Nursing Assessment and Test-Taking Strategies

Test Preparation for Baccalaureate Prepared Nurses

  • Pre-test strategies:
    • Focus on understanding how board exams develop their questions and study accordingly.
    • Importance of differentiation among good answers: recognize that multiple answers can seem correct, but only one is the best response.
    • Learn to self-answer before looking at answer choices to build confidence and reduce second-guessing.
    • The significance of being rested and healthy for optimal cognitive function during tests (sleep, study, eat, drink).

Test-Taking Tips

  • Don‘t rush to answer a question; fully comprehend what it’s asking.
  • If you can positively recall information that aligns with the answer options, you can validate the correctness of your response.
  • Avoid second-guessing; rely on material you have studied to reinforce decision-making.

Abdominal Assessment Techniques

  • Four Techniques of abdominal assessment:

    • Inspection: Observing the abdomen for abnormalities like distension or swelling.
    • Auscultation: Listening for bowel sounds using a stethoscope; essential to do before palpation to avoid inducing sounds.
    • Palpation: Feeling the abdomen, which is critical for assessing tenderness or swelling.
    • Percussion: Not required for undergraduate nurses and should be ruled out when assessing.
  • Order for abdominal assessment:

    1. Inspection
    2. Auscultation
    3. Palpation
  • Specific notes:

    • You see visible swelling via inspection but confirm tender/swollen areas through palpation (e.g., edema).
    • Be careful not to confuse visible issues with tactile assessments.

Concept of Edema in Assessment

  • Edema grading requires palpation as it involves assessing firmness, tenderness, and mobility. Observational inspection alone is inadequate for accurate assessment.
  • The distinction between seeing (inspection) and feeling (palpation) must be clear to avoid misdiagnosing.

Cultural Competence in Healthcare

  • Cultural competence is crucial and involves understanding and respecting diverse cultural backgrounds:
    • Recognizes the significance of religion on healthcare practices (e.g., Jehovah's Witnesses versus other beliefs).
    • Language barriers necessitate using interpreters or resources in a patient's native language to ensure comprehension of health education.

Therapeutic Communication Techniques

  • Key Elements:
    • Establish eye contact; it builds trust and shows engagement.
    • Practice active listening to make patients feel heard and understood.
    • Use appropriate body language to convey comfort (e.g., level seating, not towering over the patient).
    • Therapeutic touch: Should be sensitive and respectful to personal boundaries and context.

Types of Interviewing Questions

  • Different question types essential for accurate patient information collection:
    • Open-ended Questions: Encourage more detailed responses (e.g., “Can you describe your pain?”).
    • Closed-ended Questions: For specific answers (e.g., “Do you have allergies?”).
    • Follow-up questions are crucial to understanding patient experiences thoroughly.

Vital Signs Assessment

  • Understand how to measure and interpret vital signs, normal ranges, and what signifies abnormalities:
    • Blood pressure: Normal range is an even number (sphygmomanometer readings).
    • Pulse rates: Normal is 60-100 bpm; know terms:
    • Tachycardia: Increased pulse rate above normal.
    • Bradycardia: Decreased pulse below normal.
    • Temperature: Rectal temperature is the most accurate (used primarily for comatose patients or peds).
    • Normal 97°F - 99°F; know responses for low (hypothermia) and high (hyperthermia) temperatures.

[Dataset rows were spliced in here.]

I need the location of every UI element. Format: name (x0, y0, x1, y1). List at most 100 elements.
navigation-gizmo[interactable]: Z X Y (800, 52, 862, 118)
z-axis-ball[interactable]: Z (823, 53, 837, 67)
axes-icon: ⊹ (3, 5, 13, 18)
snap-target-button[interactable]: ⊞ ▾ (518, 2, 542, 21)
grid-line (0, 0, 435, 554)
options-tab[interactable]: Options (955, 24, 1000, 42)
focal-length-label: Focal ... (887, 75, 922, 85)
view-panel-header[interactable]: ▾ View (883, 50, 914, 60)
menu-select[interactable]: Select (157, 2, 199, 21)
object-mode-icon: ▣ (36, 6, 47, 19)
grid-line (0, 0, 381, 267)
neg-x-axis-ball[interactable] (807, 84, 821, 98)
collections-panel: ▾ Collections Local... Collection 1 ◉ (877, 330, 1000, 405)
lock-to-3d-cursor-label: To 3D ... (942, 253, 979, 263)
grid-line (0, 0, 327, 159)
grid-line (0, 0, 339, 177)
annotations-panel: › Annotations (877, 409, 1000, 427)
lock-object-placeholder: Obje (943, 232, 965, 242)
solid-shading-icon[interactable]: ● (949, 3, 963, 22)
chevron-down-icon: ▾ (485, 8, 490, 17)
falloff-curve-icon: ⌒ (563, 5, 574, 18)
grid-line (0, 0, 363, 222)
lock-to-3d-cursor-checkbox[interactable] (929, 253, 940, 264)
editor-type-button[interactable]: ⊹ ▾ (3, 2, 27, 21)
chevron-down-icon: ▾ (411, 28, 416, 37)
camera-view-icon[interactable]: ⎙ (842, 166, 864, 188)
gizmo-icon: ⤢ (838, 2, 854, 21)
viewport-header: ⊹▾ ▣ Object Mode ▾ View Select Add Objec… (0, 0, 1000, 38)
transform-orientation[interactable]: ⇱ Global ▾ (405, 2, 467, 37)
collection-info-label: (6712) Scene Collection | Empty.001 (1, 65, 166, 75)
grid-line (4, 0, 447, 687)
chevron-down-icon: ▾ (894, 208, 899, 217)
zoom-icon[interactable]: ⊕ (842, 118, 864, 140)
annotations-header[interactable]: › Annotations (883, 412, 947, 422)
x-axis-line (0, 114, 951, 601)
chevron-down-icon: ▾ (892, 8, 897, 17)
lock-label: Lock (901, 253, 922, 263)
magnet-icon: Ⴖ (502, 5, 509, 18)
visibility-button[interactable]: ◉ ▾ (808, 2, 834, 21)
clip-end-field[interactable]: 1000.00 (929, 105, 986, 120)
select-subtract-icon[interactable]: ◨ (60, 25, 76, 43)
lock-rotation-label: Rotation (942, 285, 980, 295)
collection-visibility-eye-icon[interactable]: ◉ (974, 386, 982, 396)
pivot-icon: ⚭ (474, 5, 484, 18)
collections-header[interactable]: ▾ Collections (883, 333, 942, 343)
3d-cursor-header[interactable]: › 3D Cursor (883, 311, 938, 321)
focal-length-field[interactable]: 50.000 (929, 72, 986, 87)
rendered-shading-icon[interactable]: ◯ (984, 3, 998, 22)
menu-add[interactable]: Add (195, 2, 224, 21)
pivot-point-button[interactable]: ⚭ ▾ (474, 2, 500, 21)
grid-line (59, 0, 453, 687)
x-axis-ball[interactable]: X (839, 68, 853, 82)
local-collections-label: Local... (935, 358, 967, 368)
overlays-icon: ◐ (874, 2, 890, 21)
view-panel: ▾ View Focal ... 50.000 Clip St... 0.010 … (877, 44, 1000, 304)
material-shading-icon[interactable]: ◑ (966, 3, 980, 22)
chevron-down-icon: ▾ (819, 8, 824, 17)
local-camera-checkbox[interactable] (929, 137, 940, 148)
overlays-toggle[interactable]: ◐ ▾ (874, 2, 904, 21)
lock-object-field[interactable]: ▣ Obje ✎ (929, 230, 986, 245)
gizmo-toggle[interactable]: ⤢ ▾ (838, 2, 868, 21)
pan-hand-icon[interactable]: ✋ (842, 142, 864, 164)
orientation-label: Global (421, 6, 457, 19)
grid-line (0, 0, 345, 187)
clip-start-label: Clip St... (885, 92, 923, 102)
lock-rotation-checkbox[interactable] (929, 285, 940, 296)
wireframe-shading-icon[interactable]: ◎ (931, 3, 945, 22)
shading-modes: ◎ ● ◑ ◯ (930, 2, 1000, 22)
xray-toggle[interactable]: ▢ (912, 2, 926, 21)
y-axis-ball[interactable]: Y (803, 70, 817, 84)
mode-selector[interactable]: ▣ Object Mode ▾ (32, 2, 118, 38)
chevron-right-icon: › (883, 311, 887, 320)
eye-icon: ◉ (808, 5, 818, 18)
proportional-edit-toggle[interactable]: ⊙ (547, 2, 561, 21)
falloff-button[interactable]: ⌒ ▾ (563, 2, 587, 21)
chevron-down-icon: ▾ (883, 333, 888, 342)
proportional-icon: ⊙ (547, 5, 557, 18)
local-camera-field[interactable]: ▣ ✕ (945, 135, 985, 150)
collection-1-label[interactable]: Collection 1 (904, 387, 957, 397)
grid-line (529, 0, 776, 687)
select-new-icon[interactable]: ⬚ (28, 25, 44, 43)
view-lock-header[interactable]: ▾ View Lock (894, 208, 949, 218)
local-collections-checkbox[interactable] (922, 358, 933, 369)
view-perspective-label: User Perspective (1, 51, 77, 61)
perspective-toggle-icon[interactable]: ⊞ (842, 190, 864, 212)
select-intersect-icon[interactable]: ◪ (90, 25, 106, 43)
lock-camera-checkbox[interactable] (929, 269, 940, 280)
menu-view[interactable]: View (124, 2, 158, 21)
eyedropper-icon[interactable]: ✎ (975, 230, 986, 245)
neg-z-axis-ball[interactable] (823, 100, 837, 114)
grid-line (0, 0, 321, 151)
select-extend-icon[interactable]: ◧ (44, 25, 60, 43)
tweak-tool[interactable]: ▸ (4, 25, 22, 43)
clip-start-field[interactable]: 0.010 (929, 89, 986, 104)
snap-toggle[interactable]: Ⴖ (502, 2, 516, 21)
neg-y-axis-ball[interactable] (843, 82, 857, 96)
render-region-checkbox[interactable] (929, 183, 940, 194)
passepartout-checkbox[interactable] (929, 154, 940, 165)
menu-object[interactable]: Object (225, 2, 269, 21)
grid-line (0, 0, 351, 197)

Orthostatic Blood Pressure Basics

  • Conduct orthostatic blood pressure assessments for patients exhibiting dizziness:
    • Check blood pressure laying down, then sitting, then standing.
    • An orthostatic change is significant if blood pressure drops more than 20 mmHg or pulse increases 20 bpm.

Pain Assessment Using PQRST

  • PQRST method for evaluating pain:
    • P: Pattern, Precipitating factors, what aggravates or alleviates.
    • Q: Quality/characteristics of the pain.
    • R: Radiation, does the pain move to other areas?
    • S: Severity: pain scale rating from 0-10.
    • T: Time: Includes onset and duration information.

Common Questions for Assessment and Testing

  • Always read questions thoroughly, don’t infuse personal experience or opinions into answers.
  • Understand difference between subjective and objective data:
    • Subjective data: Patient's own words and descriptions (pain level, feelings).
    • Objective data: Measurable observed data (vital signs, visible symptoms).

Continuous Learning and Health Promotion

  • Continuous health education is fundamental as a nursing responsibility for both patients and community.
  • Always be proactive in identifying health risks and educating patients on prevention methods (smoking cessation, proper diet, exercise, routine medical checks).

Final Preparation Strategies:

  • Engage with review materials thoroughly, rest properly, and prepare mentally for examination success.